Between 12 to 25% of bleeding AVMs are fatal, he notes.

“They’re really one of the most scary things we see in medicine and neurosurgery,” he says. “What’s lucky for Greta is that it was found before it had ruptured.”

That meant that doctors could “proactively” address the AVM before Greta experienced problems. While doctors take several approaches to treating them, surgery is often the go-to, which Smith describes as “disarming a bomb.” But for patients like Greta, brain surgery is too risky. She had stereotactic radiosurgery, “a fancy way of saying really really … targeted radiation.”

“One (radiation) beam is very low intensity, so as it zaps through the healthy brain to get to the AVM, it’s not going to cause as much damage as all 10 or 20 or hundreds of beams converging at the same time,” Smith says.

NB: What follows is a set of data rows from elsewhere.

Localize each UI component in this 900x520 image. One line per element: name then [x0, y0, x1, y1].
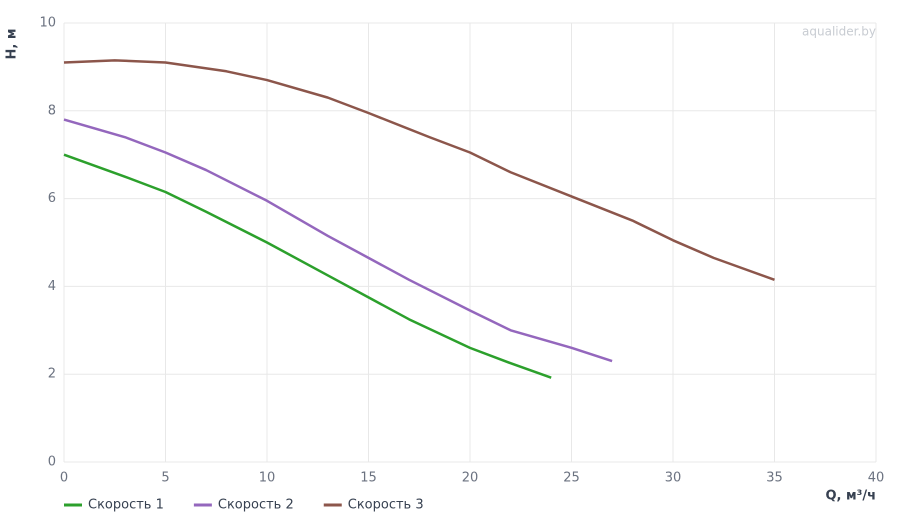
x-tick-label: 5 [161, 471, 169, 486]
x-tick-label: 0 [60, 471, 68, 486]
y-tick-label: 8 [48, 103, 56, 118]
legend-label: Скорость 3 [348, 498, 424, 513]
y-tick-label: 2 [48, 367, 56, 382]
y-tick-label: 4 [48, 279, 56, 294]
x-tick-label: 10 [259, 471, 276, 486]
x-tick-label: 20 [462, 471, 479, 486]
x-axis-title: Q, м³/ч [825, 489, 876, 504]
watermark: aqualider.by [802, 25, 876, 39]
legend-label: Скорость 2 [218, 498, 294, 513]
x-tick-label: 35 [766, 471, 783, 486]
y-axis-title: H, м [5, 29, 20, 60]
x-tick-label: 40 [868, 471, 885, 486]
x-tick-label: 25 [563, 471, 580, 486]
line [63, 59, 775, 281]
y-tick-label: 0 [48, 455, 56, 470]
y-tick-label: 10 [39, 16, 56, 31]
line [63, 153, 552, 379]
x-tick-label: 15 [360, 471, 377, 486]
y-tick-label: 6 [48, 191, 56, 206]
legend-label: Скорость 1 [88, 498, 164, 513]
line [63, 118, 613, 363]
x-tick-label: 30 [665, 471, 682, 486]
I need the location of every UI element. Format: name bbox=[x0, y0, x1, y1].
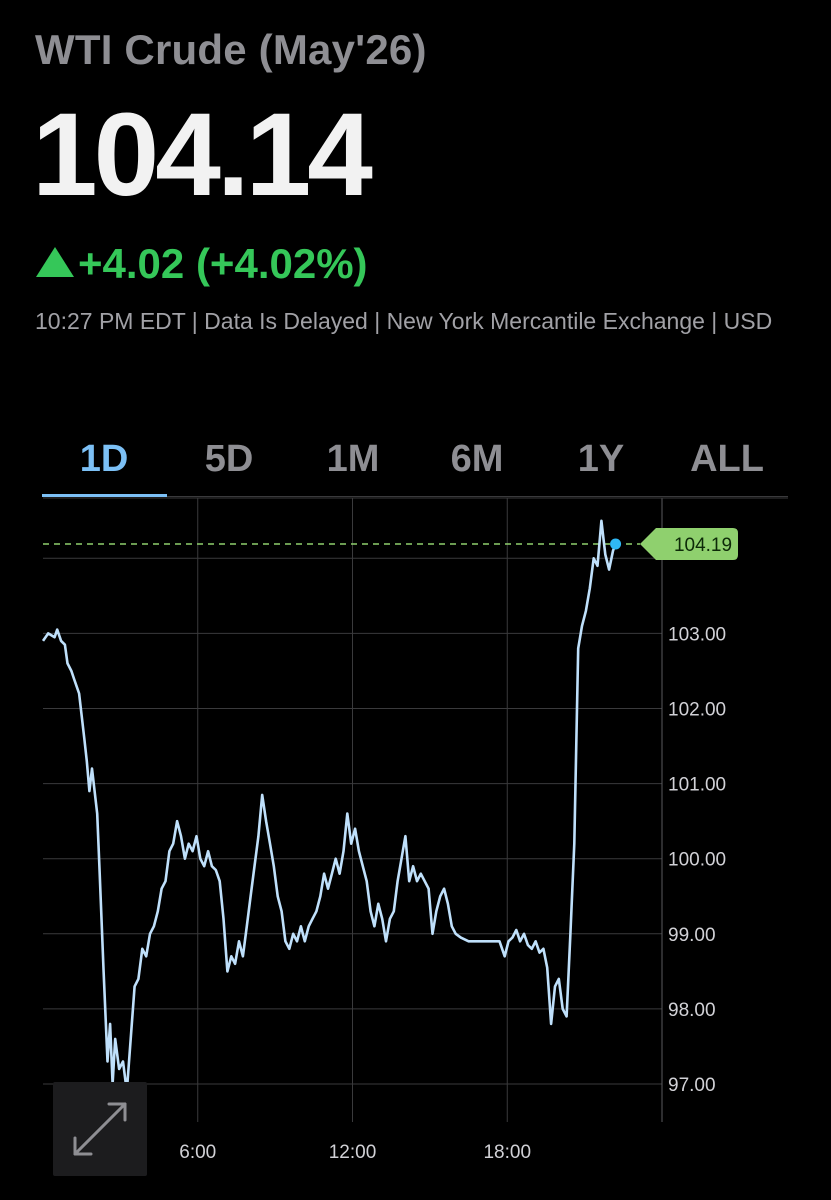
tab-1m[interactable]: 1M bbox=[326, 438, 380, 480]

This focused radiation then causes AVMs to “shrivel up” so blood no longer flows through them, and the risk of bleeding is eliminated. It can take up two or three years for the radiation to completely inactive the AVM.

“There’s the risk of bleeding in between when you get the zap and when it finally shrives up,” Smith says.

“There’s also research to show that there’s not much that triggers these to bleed,” he adds. “Typically, they bleed because there is wear and tear on the vessels, which is a time-dependent thing, and not so much if you bang your head or lift weights.”

While AVMs sound scary, Smith wants to reassure people that they are uncommon.

“These are very, very rare,” he says. “People shouldn’t freak out if they have a headache.”

Back in the game

Greta was fitted for a metal mesh mask that would go on her head and was secured to a table to make sure the radiation went in the exact spot to target the AVM. The procedure took about 15-minutes, and she was done.

“She was so awesome through the whole thing,” Sue Tucker said. “She did whatever it took. She never complained.”

After undergoing
After undergoing

While she cried a bit when she first learned she had the AVM, Greta didn’t feel frightened during treatment.

“I felt totally safe,” she says. “If something went wrong, (doctors) are right there.”

Since undergoing stereotactic radiotherapy, Greta has returned playing sports.

“Hockey, that’s my main thing. I did pretty good this season,” she says. “I just got out of softball, and I had a pretty good season, too.”

Greta's parents feels grateful that they found her AVM and were able to treat it before anything bad happened.

“We were lucky because it was an incidental finding,” she says. “I’m very thankful for that.”

She encourages other parents to advocate for their children, especially if something seems off.

“Don’t be afraid to go to the doctor,” Sue Tucker says. “If it turns out to be nothing, then that’s awesome.”